То был таинственный предмет, который назывался: «Купи и удивляй друзей!»—как значилось на аккуратном ярлычке.
— А под этим колпаком,— сказал Джип,— пропадает все, что ни положи. Я читал об этом в одной книге... А вон, папа, «Неуловимый грошик», только его так положили, чтобы не видно было, как это делается.
Джип унаследовал милые черты своей матушки: он не звал меня в лавку и не надоедал приставаниями, он только тянул меня за палец по направлению к двери — совершенно бессознательно,— и было яснее ясного, чего ему хочется.
— Вот! — сказал он и указал на «Волшебную бутылку».
— А если б она у тебя была? — спросил я.
И, услыхав в этом вопросе обещание, Джип просиял.
— Я показал бы ее Джесси! — ответил он, полный, как всегда, заботы о других.
— До дня твоего рождения осталось меньше ста дней, Джип,— сказал я и взялся за ручку двери.
Джип не ответил, но еще сильнее сжал мой палец, и мы вошли в лавку.
Это была не простая лавка, это была лавка волшебная. И потому Джип не проследовал к прилавку впереди меня, как при покупке обыкновенных игрушек. Здесь он всю тяжесть переговоров возложил на меня.
Это была крошечная, тесноватая полутемная лавчонка, и дверной колокольчик задребезжал жалобным звоном, когда мы захлопнули за собой дверь. В лавчонке никого не оказалось, и мы могли оглядеться. Вот тигр из папье-маше на стекле, покрывающем невысокий прилавок,— степенный, добродушный тигр, размеренно качающий головой; вот хрустальные шары всех видов; вот фарфоровая рука с колодой волшебных карт; вот целый набор разнокалиберных волшебных аквариумов; вот нескромная волшебная шляпа, бесстыдно выставившая напоказ все свои пружины. Кругом было несколько волшебных зеркал. Одно вытягивало и суживало вас, другое отнимало у вас ноги и расплющивало вашу голову, третье делало из вас какую-то круглую, толстую чурку. И пока мы хохотали перед этими зеркалами, откуда-то появился какой-то мужчина, очевидно хозяин. Впрочем, кто бы он ни был, он стоял за прилавком, странный, темноволосый, бледный. Одно ухо было у него больше другого, а подбородок — как носок башмака.
— Чем могу служить? — спросил он и растопырил свои длинные волшебные пальцы на стекле прилавка.
Мы вздрогнули, потому что не подозревали о его присутствии.
— Я хотел бы купить моему малышу какую-нибудь игрушку попроще,— сказал я.

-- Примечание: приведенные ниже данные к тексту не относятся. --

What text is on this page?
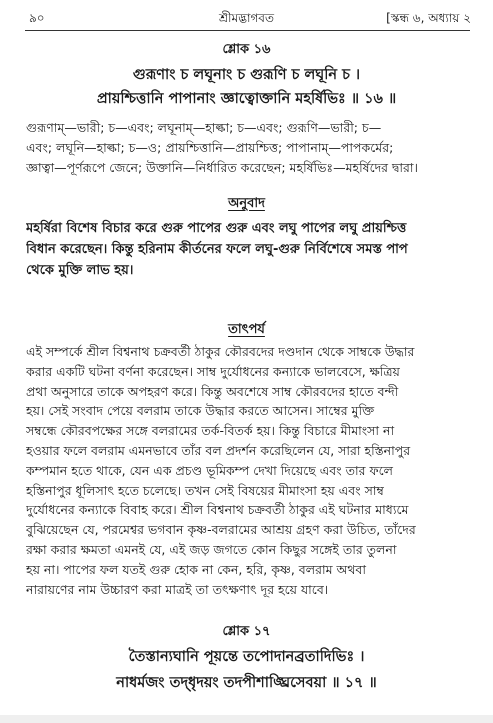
৯০	শ্রীমদ্ভাগবত	[স্কন্ধ ৬, অধ্যায় ২
শ্লোক ১৬
গুরূণাং চ লঘূনাং চ গুরূণি চ লঘূনি চ ।
প্রায়শ্চিত্তানি পাপানাং জ্ঞাত্বোক্তানি মহর্ষিভিঃ ॥ ১৬ ॥
গুরূণাম্—ভারী; চ—এবং; লঘূনাম্—হাল্কা; চ—এবং; গুরূণি—ভারী; চ—
এবং; লঘূনি—হাল্কা; চ—ও; প্রায়শ্চিত্তানি—প্রায়শ্চিত্ত; পাপানাম্—পাপকর্মের;
জ্ঞাত্বা—পূর্ণরূপে জেনে; উক্তানি—নির্ধারিত করেছেন; মহর্ষিভিঃ—মহর্ষিদের দ্বারা।
অনুবাদ
মহর্ষিরা বিশেষ বিচার করে গুরু পাপের গুরু এবং লঘু পাপের লঘু প্রায়শ্চিত্ত
বিধান করেছেন। কিন্তু হরিনাম কীর্তনের ফলে লঘু-গুরু নির্বিশেষে সমস্ত পাপ
থেকে মুক্তি লাভ হয়।
তাৎপর্য
এই সম্পর্কে শ্রীল বিশ্বনাথ চক্রবর্তী ঠাকুর কৌরবদের দণ্ডদান থেকে সাম্বকে উদ্ধার
করার একটি ঘটনা বর্ণনা করেছেন। সাম্ব দুর্যোধনের কন্যাকে ভালবেসে, ক্ষত্রিয়
প্রথা অনুসারে তাকে অপহরণ করে। কিন্তু অবশেষে সাম্ব কৌরবদের হাতে বন্দী
হয়। সেই সংবাদ পেয়ে বলরাম তাকে উদ্ধার করতে আসেন। সাম্বের মুক্তি
সম্বন্ধে কৌরবপক্ষের সঙ্গে বলরামের তর্ক-বিতর্ক হয়। কিন্তু বিচারে মীমাংসা না
হওয়ার ফলে বলরাম এমনভাবে তাঁর বল প্রদর্শন করেছিলেন যে, সারা হস্তিনাপুর
কম্পমান হতে থাকে, যেন এক প্রচণ্ড ভূমিকম্প দেখা দিয়েছে এবং তার ফলে
হস্তিনাপুর ধূলিসাৎ হতে চলেছে। তখন সেই বিষয়ের মীমাংসা হয় এবং সাম্ব
দুর্যোধনের কন্যাকে বিবাহ করে। শ্রীল বিশ্বনাথ চক্রবর্তী ঠাকুর এই ঘটনার মাধ্যমে
বুঝিয়েছেন যে, পরমেশ্বর ভগবান কৃষ্ণ-বলরামের আশ্রয় গ্রহণ করা উচিত, তাঁদের
রক্ষা করার ক্ষমতা এমনই যে, এই জড় জগতে কোন কিছুর সঙ্গেই তার তুলনা
হয় না। পাপের ফল যতই গুরু হোক না কেন, হরি, কৃষ্ণ, বলরাম অথবা
নারায়ণের নাম উচ্চারণ করা মাত্রই তা তৎক্ষণাৎ দূর হয়ে যাবে।
শ্লোক ১৭
তৈস্তান্যঘানি পূয়ন্তে তপোদানব্রতাদিভিঃ ।
নাধর্মজং তদ্‌ধৃদয়ং তদপীশাঙ্ঘ্রিসেবয়া ॥ ১৭ ॥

— Фокусы? — спросил он.— Ручные? Механические?
— Что-нибудь позабавнее,— ответил я.
— Гм!..— произнес продавец и почесал голову, как бы размышляя, и прямо у нас на глазах вынул у себя из головы стеклянный шарик.— Что-нибудь в таком роде? — спросил он и протянул его мне.

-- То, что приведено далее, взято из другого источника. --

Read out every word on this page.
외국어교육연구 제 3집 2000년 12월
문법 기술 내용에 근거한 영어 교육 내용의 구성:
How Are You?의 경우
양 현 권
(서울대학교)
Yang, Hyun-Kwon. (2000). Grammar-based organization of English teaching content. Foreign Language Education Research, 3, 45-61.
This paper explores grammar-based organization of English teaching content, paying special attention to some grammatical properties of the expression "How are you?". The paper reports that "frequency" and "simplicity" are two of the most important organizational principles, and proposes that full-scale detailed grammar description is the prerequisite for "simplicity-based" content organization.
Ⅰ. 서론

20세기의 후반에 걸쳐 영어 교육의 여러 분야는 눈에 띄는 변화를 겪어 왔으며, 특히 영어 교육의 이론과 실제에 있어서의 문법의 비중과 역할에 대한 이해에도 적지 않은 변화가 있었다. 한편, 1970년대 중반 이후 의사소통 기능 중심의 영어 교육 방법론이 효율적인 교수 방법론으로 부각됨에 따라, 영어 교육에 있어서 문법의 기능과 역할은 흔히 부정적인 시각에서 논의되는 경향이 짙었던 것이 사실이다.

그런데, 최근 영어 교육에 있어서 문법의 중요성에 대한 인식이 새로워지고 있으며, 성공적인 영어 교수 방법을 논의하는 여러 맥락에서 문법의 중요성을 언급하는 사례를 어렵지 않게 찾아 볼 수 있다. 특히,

Это было неожиданно. Много раз мне случалось видеть такой фокус на эстраде — без него не обойдется ни один фокусник средней руки,— но здесь я этого не ожидал.
— Недурно! — сказал я со смехом.
— Не правда ли? — заметил продавец.
Джип отпустил мой палец и потянулся за стеклянным шариком, но в руках продавца ничего не оказалось.